Wednesday, March 5, 2014

A Lenten Geography, 2014

Although it has become a message for every age, Jesus’ ministry happened in a specific place and time. As I have walked the streets of Jerusalem, sailed on the Sea of Galilee and traveled the winding roads down to the Jordan, I remember that Jesus walked the same dusty roads and climbed the same dry hills—the land between the Jordan River and the Mediterranean Sea that the Romans called Judaea and later renamed Palestine. Today we call it Palestine or Israel or sometimes even Israel/Palestine, revealing our own confusion and ambivalence about this land.

In the time of Jesus, the land which was the Roman province of Iudaea or Judaea was the scene of war and violence, bloodshed, torture and displacement. The Roman occupation meant onerous taxes for the Judean peasants; when they objected, their protests were put down violently, with all the protesters killed or crucified and entire towns burned to the ground. Finally the Roman Emperor Hadrian defeated the Judeans for the last time in the third rebellion in 135 CE. By renaming the land Syria Palaestina (and renaming Jerusalem Aelia Capitolina) he hoped to wipe out all trace of the Judeans. Rome brought foreigners to colonize the area.

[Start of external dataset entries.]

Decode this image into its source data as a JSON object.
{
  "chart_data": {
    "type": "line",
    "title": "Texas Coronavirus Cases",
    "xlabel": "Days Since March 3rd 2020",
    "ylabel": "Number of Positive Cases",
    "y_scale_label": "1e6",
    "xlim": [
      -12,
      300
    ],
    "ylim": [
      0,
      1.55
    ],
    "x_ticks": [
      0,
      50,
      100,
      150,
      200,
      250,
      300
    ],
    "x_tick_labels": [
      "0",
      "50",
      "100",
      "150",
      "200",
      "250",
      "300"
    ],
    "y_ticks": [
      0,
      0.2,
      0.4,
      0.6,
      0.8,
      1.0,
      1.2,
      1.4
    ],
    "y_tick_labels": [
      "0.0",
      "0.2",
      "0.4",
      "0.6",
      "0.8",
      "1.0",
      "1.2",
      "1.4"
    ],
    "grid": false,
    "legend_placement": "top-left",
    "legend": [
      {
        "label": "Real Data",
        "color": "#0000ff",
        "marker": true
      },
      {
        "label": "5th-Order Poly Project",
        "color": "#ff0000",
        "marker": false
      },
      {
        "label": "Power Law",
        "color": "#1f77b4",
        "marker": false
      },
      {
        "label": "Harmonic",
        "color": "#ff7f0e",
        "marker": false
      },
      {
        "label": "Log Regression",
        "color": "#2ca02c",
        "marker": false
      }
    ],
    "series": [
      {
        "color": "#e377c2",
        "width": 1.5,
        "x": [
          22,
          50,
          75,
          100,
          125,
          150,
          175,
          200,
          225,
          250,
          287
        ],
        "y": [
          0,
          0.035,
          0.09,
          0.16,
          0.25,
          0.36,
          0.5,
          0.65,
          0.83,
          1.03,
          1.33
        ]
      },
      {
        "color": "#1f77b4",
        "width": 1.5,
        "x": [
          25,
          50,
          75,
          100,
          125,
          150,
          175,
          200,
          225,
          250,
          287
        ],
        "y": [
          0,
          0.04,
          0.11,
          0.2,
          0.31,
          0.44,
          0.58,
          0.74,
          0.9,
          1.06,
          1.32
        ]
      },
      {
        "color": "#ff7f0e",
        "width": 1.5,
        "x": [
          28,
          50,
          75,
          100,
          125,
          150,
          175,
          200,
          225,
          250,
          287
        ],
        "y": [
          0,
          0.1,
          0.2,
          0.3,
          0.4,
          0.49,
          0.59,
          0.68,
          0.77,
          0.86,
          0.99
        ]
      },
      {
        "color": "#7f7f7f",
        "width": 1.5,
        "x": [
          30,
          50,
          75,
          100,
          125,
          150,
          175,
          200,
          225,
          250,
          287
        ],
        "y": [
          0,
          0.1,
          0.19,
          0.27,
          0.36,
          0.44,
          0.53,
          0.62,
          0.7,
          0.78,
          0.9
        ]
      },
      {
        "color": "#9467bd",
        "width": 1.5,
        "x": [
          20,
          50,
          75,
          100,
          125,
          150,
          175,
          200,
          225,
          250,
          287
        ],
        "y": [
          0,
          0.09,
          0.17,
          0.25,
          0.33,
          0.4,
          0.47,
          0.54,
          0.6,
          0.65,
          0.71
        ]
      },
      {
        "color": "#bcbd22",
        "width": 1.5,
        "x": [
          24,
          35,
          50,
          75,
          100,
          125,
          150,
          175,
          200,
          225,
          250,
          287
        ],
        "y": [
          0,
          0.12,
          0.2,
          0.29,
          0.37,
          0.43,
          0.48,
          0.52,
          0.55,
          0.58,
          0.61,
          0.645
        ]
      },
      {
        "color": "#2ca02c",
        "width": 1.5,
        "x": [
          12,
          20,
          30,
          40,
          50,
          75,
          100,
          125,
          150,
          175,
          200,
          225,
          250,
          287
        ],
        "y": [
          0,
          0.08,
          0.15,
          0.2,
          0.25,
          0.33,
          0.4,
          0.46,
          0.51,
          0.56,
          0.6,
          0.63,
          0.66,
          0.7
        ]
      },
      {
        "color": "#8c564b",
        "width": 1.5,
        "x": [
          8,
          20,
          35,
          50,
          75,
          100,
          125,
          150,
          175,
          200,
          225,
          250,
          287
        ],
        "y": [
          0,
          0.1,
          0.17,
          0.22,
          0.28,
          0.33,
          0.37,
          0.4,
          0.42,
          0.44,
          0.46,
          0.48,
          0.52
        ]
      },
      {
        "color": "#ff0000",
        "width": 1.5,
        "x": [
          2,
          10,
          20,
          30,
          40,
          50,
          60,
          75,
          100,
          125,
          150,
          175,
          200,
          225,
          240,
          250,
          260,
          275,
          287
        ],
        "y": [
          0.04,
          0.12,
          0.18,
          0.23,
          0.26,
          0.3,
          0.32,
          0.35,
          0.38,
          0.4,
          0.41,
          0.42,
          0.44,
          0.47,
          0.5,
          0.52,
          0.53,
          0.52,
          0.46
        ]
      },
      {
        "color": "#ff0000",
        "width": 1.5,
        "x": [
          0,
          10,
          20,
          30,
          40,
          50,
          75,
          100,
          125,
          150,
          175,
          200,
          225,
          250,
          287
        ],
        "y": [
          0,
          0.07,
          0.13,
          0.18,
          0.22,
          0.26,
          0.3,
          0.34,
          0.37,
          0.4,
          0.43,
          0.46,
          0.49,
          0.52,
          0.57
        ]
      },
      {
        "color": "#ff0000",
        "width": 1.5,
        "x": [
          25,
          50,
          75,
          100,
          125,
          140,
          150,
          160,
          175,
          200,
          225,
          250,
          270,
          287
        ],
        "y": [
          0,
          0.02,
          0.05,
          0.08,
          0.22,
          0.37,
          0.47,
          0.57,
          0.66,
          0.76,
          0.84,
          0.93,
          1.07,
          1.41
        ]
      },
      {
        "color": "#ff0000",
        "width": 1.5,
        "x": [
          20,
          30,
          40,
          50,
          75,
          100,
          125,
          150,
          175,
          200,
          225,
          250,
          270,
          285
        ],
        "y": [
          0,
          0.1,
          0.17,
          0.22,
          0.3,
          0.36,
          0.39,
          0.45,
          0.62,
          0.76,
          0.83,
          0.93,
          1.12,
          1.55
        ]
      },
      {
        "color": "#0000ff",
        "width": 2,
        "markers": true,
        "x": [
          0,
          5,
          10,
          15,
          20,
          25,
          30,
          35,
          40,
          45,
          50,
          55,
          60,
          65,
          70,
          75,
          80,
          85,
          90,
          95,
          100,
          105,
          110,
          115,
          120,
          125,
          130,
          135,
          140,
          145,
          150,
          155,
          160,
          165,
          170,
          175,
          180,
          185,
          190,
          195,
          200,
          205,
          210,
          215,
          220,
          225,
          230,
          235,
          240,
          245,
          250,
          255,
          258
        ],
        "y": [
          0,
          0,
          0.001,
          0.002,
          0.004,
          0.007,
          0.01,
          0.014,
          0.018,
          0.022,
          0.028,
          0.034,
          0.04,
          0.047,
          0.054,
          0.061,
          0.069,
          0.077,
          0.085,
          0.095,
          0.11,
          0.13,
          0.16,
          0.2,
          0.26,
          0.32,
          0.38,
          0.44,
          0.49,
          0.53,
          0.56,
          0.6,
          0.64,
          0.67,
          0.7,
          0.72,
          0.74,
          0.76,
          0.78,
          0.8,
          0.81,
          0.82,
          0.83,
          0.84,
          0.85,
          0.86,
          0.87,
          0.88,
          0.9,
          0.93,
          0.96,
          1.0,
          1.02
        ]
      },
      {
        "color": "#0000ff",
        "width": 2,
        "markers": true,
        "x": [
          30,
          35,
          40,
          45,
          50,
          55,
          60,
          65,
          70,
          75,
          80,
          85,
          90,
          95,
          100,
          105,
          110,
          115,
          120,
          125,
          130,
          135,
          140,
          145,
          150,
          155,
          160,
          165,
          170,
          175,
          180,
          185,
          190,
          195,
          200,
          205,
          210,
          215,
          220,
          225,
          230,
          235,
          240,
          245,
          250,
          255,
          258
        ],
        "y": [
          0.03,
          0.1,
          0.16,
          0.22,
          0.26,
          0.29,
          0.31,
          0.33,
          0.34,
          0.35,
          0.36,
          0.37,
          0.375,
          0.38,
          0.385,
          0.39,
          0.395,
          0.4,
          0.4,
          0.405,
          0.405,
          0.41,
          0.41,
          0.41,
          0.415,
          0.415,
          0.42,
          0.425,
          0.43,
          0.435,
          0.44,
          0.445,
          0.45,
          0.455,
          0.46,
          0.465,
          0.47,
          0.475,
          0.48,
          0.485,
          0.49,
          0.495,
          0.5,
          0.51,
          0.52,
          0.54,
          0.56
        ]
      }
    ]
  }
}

When Jesus walked these roads, the land was under occupation—the Roman Emperor and his army, his governors and procurators controlled the land and the lives of everyone who lived on the land. The Judeans disputed Rome's control of their lives and their land. Today ownership of the land is once again disputed and the land which was to have become a Palestinian state is under armed occupation.

The gospel writers make us acutely aware of the role of the Roman Empire in the lives of even the most ordinary people in first century Palestine. In Luke’s account, the story of Jesus’ birth opens as Mary and Joseph make their way from Nazareth to Bethlehem for the mandatory counting—required by the Empire for all of the occupied people. The Empire wants to determine the value of that which it possesses. Matthew’s account, too, is specific about Jesus’ birthplace: “in Bethlehem of Judea.” (Matt 2.1).

Jesus was born, not only in a specific place, but in a specific time, with a specific relationship to what was going on in the world. And so it is today. The land of Palestine/Israel is a specific geography and the story of the passion, of God coming to live among us, of God’s work in the world, is ongoing.

Where is God at work today among the people of Palestine and Judea?

The stories of the “living stones,” the people of this holy land, show us God’s work. Each time I visit the Holy Land, the people I meet beg me to tell their stories. They speak with confidence that if the world knew what was happening, their lives would change and the occupation would end. There is a growing movement among Jews within Israel that would end the occupation because of the way the system of checkpoints and walls and permits for Palestinians has damaged the humanity of the Jews themselves.